No es tonto. No es ningún cerdo con toga de satén, ningún porcus magistralis sacado de un grabado de Grandville. No está en la reunión del té del Sombrerero Loco. Por primera vez en lo que va de jornada se siente a prueba. Muy bien: a ver qué se le ocurre.
– Los aborígenes de Tasmania se cuentan hoy entre los invisibles, los invisibles a quienes hago de secretaria, una de tantas secretarias. Todas las mañanas me siento a mi mesa y me preparo para las citas del día. Así es como viven las secretarias y así vivo yo. Cuando los antiguos tasmanios me convoquen, si deciden convocarme, yo estaré lista y escribiré lo mejor que pueda.
»Lo mismo con los niños, ya que menciona usted a los niños violados. Todavía no me ha convocado ningún niño, pero también estoy lista.

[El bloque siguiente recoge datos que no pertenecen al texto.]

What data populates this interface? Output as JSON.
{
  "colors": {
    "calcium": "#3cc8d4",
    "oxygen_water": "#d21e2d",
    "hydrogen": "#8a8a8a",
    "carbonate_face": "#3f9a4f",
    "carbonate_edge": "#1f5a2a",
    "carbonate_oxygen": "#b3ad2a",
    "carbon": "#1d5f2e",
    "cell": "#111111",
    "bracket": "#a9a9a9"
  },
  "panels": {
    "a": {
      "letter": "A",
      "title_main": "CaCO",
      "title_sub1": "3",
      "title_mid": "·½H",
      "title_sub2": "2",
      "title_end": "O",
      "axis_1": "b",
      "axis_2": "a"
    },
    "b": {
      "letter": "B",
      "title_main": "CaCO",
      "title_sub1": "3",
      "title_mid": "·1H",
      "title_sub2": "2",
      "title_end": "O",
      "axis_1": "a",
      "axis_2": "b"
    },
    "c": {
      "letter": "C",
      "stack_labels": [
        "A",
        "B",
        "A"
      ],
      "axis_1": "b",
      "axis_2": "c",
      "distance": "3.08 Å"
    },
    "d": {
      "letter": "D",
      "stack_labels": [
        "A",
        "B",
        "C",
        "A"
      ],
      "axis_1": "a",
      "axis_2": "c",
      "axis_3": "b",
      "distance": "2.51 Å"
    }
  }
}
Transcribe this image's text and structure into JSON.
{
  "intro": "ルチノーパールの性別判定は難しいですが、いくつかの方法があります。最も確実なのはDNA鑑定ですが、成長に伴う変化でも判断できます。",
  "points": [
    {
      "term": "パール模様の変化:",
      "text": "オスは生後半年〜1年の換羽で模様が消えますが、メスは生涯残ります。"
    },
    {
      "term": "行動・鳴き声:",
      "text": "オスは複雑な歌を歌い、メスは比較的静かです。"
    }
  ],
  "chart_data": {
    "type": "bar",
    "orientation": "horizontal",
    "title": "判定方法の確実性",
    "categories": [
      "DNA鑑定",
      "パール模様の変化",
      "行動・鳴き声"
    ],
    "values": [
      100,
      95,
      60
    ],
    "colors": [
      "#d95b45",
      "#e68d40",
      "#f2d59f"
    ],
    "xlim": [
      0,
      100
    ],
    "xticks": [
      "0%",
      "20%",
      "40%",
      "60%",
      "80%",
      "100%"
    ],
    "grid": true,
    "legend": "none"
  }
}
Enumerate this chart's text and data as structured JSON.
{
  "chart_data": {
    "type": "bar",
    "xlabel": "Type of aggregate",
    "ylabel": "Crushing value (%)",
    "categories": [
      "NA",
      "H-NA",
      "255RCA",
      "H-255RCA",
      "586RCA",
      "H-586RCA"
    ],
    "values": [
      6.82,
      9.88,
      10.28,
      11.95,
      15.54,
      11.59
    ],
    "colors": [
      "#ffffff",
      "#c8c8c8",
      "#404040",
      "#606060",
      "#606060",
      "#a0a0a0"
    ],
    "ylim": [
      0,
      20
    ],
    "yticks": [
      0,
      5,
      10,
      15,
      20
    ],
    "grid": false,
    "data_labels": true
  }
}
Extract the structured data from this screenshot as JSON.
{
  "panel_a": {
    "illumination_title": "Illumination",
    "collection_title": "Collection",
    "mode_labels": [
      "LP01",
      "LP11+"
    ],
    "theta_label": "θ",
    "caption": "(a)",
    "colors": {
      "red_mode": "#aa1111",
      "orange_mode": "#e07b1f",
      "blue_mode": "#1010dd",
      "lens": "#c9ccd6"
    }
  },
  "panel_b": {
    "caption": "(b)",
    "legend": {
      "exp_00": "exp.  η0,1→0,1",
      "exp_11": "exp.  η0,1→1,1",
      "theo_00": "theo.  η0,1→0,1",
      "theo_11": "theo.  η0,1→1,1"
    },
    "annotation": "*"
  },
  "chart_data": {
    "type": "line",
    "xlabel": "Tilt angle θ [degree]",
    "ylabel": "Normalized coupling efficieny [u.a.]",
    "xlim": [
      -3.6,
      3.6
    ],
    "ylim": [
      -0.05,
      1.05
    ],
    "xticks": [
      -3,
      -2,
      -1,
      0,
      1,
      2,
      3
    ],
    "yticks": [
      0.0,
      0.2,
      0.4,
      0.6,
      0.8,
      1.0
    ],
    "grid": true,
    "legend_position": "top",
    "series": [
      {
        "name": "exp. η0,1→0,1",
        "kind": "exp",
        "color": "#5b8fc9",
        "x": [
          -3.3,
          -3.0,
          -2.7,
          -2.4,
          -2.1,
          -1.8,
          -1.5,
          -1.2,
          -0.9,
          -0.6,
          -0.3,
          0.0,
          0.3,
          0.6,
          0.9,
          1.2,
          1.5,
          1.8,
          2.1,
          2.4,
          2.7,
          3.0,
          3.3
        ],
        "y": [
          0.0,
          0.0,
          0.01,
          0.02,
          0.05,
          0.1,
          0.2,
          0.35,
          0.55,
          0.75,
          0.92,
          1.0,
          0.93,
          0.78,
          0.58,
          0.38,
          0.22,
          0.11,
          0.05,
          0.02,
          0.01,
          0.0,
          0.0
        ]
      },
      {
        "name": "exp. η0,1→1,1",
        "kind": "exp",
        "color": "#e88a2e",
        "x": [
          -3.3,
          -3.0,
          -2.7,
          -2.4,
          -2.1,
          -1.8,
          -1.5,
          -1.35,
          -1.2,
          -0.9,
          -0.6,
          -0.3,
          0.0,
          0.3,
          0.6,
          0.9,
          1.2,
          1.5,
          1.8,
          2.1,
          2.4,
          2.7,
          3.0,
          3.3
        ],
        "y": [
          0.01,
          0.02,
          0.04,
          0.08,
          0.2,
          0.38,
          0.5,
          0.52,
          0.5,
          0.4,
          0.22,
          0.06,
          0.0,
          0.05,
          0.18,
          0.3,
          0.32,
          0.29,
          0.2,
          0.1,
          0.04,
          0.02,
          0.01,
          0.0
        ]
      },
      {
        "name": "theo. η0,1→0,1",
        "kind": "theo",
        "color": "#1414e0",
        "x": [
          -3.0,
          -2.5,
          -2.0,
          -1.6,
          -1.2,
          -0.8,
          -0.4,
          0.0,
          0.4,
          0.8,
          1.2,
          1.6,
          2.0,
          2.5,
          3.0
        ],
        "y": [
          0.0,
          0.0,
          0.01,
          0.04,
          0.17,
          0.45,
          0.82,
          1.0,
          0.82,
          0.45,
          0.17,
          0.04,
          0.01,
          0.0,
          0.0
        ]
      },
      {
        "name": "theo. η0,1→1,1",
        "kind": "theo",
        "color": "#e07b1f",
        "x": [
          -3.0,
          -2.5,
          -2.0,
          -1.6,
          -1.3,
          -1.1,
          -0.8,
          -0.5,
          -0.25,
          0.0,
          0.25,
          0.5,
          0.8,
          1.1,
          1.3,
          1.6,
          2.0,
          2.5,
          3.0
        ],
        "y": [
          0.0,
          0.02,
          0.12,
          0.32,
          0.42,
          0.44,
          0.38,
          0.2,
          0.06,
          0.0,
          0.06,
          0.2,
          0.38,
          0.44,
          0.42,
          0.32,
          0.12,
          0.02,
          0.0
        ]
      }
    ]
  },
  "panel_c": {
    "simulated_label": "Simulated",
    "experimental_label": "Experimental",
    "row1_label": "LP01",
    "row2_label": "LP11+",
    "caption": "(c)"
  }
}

»Pero les advierto una cosa. Estoy abierta a todas las voces, no solamente a las de los asesinados y los violados. -Intenta mantener la voz firme llegado este punto, intenta no dejar escapar ninguna nota que pueda ser considerada forense-. Si quien decide convocarme son sus asesinos y sus violadores, para usarme y hablar a través de mí, también les prestaré atención, no los juzgaré.
– ¿Hablaría en nombre de asesinos?
– Sí.
– ¿No hace una distinción entre el asesino y su víctima? ¿En eso consiste ser secretaria: en escribir lo que le digan? ¿En la bancarrota de la conciencia?
Sabe que está arrinconada. Pero ¿qué importa estar arrinconada si eso sirve para que termine de una vez lo que cada vez se parece más a un concurso de retórica?
– ¿Creen que los culpables no sufren también? -dice-. ¿Creen que no llaman a gritos desde las llamas? «¡No me olvidéis!», gritan. ¿Qué clase de conciencia haría caso omiso de semejante agonía moral?
– Y esas voces que la convocan a usted -dice el hombre rechoncho-, ¿no se pregunta usted de dónde vienen?
– No. Mientras me digan la verdad, no.
– Y usted… que solamente consulta a su corazón, ¿es la jueza de la verdad?
Ella asiente con impaciencia. Es como el interrogatorio a Juana de Arco, piensa. «¿Cómo sabe de dónde vienen esas voces?» No puede soportar lo literario que es todo. ¿Es que no tienen ingenio para inventar algo nuevo?
Se ha hecho el silencio.
– Continúe -dice el hombre en tono alentador.
– Eso es todo -dice ella-. Usted ha preguntado y yo he respondido.
– ¿Cree que las voces vienen de Dios? ¿Cree usted en Dios?
¿Cree en Dios? Es una pregunta de la que prefiere mantenerse a distancia. ¿Por qué, incluso asumiendo que Dios existiera -por no preguntar qué quiere decir «existir»-, debería ser trastornado su sueño inmenso y monárquico desde los mundos inferiores por un clamor de «creos» y «no creos», como un plebiscito?
– Eso es demasiado privado -dice ella-. No tengo nada que decir.